En 1864, Dominique a 55 ans et une curiosité va être mise en place : le droit de grêve ! Encore une chose qui nous parait naturelle, mais à 55 ans, quand on est paysan au XIX°, cela a dû sembler irréel même si la période a été emaillée dans les Landes de révoltes des métayers en raison des baux jugés excessifs. La révolte était plus envigeasable alors que le droit de grêve ...
En février 1870 sa fille Jeanne va épouser Jean Latour, elle sera la grand mère de André Latour.

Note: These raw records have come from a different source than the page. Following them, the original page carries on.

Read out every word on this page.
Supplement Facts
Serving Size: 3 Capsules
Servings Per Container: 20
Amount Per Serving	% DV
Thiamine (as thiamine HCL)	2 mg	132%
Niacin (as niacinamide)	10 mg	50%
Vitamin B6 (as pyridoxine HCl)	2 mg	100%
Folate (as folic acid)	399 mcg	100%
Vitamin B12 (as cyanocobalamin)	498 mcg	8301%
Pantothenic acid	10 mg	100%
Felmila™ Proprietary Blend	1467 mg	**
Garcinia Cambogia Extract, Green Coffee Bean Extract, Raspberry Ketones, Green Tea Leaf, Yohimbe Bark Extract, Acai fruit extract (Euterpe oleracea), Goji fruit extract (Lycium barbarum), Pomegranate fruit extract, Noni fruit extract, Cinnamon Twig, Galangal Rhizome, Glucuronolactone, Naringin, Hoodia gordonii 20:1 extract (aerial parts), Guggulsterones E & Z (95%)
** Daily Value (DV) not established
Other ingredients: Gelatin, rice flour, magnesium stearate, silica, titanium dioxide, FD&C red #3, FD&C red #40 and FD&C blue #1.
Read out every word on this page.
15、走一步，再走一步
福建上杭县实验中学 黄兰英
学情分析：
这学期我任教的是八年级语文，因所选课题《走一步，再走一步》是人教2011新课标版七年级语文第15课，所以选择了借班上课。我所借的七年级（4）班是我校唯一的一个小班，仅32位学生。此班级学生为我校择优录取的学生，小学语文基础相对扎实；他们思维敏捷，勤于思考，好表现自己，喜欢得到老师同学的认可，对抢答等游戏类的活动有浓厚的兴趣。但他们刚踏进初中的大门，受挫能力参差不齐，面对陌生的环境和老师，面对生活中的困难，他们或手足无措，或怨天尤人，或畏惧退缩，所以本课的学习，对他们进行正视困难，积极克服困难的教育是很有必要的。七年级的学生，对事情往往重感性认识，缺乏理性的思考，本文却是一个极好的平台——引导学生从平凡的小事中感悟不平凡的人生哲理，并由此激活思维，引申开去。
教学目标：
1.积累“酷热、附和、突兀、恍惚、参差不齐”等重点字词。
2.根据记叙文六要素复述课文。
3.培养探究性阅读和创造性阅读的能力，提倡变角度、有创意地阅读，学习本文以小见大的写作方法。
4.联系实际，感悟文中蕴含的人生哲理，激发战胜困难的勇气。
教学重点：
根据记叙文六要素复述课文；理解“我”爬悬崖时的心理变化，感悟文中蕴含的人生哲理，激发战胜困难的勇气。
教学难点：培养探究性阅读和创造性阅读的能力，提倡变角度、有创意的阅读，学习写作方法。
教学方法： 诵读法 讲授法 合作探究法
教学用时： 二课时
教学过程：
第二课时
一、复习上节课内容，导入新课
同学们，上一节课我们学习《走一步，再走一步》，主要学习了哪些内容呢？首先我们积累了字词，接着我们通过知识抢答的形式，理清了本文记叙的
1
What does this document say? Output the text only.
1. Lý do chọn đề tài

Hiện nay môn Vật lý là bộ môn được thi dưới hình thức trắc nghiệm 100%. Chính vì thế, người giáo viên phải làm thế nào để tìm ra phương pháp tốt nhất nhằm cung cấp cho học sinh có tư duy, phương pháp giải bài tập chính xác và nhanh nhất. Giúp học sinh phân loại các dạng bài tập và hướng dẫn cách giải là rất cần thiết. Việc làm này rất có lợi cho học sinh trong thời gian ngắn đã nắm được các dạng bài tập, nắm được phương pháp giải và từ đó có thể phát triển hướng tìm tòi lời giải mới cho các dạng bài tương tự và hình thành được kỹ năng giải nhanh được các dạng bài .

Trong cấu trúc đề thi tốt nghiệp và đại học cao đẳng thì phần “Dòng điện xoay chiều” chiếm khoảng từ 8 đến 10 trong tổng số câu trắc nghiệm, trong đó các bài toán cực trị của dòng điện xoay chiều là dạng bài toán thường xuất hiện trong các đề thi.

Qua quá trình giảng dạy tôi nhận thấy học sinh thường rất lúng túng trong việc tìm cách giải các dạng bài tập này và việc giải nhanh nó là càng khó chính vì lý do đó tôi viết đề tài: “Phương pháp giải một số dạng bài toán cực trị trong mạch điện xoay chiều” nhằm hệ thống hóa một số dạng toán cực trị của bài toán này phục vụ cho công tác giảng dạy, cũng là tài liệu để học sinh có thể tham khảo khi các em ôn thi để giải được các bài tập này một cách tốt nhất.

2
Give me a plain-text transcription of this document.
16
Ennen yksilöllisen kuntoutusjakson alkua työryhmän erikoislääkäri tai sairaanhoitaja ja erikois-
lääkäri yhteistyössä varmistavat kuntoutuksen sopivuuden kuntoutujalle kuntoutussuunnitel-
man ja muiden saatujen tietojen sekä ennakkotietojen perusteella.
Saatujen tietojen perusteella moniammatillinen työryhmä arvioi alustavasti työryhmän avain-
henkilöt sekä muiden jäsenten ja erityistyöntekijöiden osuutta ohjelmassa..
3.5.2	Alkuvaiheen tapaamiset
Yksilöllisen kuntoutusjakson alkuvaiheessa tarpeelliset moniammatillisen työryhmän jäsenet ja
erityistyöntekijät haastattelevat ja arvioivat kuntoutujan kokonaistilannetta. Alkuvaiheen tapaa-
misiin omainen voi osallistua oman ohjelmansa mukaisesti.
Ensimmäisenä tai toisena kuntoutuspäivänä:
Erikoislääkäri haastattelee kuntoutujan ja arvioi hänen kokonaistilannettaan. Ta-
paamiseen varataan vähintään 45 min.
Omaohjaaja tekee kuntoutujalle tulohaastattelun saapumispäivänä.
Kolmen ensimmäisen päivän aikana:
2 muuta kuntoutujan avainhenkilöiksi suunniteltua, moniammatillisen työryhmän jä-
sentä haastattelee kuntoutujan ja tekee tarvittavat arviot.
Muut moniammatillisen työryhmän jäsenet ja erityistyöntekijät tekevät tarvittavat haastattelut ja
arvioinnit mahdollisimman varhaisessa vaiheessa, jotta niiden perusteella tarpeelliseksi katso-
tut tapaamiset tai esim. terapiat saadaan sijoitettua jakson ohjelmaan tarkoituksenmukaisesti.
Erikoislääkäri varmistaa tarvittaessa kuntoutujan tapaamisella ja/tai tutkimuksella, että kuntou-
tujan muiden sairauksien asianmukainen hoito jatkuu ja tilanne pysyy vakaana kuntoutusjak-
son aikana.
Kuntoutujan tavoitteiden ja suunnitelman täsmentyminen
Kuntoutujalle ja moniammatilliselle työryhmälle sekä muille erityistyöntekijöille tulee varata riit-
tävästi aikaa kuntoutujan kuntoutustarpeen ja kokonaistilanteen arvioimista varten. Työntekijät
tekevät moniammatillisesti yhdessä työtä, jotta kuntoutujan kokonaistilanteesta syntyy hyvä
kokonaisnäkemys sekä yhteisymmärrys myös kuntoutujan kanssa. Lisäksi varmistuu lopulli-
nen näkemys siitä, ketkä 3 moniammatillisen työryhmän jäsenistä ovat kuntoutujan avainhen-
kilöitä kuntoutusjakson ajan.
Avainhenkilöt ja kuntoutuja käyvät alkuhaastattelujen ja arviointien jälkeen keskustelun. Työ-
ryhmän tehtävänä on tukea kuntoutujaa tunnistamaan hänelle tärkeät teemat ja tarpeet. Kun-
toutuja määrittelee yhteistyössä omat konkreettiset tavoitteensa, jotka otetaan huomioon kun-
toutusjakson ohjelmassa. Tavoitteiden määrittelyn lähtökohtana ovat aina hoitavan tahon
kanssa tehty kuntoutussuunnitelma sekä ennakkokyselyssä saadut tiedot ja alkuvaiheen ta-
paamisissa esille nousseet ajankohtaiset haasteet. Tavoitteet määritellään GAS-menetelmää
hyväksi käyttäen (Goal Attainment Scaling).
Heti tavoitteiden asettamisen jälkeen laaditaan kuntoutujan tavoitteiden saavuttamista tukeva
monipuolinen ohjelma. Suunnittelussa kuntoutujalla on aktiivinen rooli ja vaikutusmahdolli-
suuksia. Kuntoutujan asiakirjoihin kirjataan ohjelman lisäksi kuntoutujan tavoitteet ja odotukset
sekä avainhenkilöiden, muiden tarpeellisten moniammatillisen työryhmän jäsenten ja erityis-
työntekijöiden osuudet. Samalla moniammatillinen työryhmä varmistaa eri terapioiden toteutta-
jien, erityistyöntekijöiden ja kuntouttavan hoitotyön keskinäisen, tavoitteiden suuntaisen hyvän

En 1870 son fils Jean François est déjà parti faire son service militaire depuis 5 ans quand éclate la guerre franco-prussienne le 15 juillet 1870, guerre à laquelle il a certainement participé. La défaite est rapide, Sedan capitule le 4 septembre marquant la fin de l'Empire. Paris assiégé, affamé finira aussi par capituler.
En 1875 Jean-François qui est revenu, épouse Catherine Pesqué. C'est à Moussehons que naitront les trois petits-enfants de Dominique issus du couple Jean-François Fortabat / Catherine Pesqué : Marie en 1876, Jean Baptiste en 1878 et enfin Jean-Henri en 1880. C'est aussi à Moussehons que s'éteindra Dominique Fortabat le 12 mai 1880.
Ainsi s'achève la vie de Dominique fils de métayer, sûrement propriétaire de Moussehons à la fin de sa vie ( recherches à venir). Il aura traversé ce siècle entre deux guerres, mais aussi dans une grande période de prospérité, avec l'avancée des droits civiques. Il aura connu deux empereurs, trois rois et deux fois la République.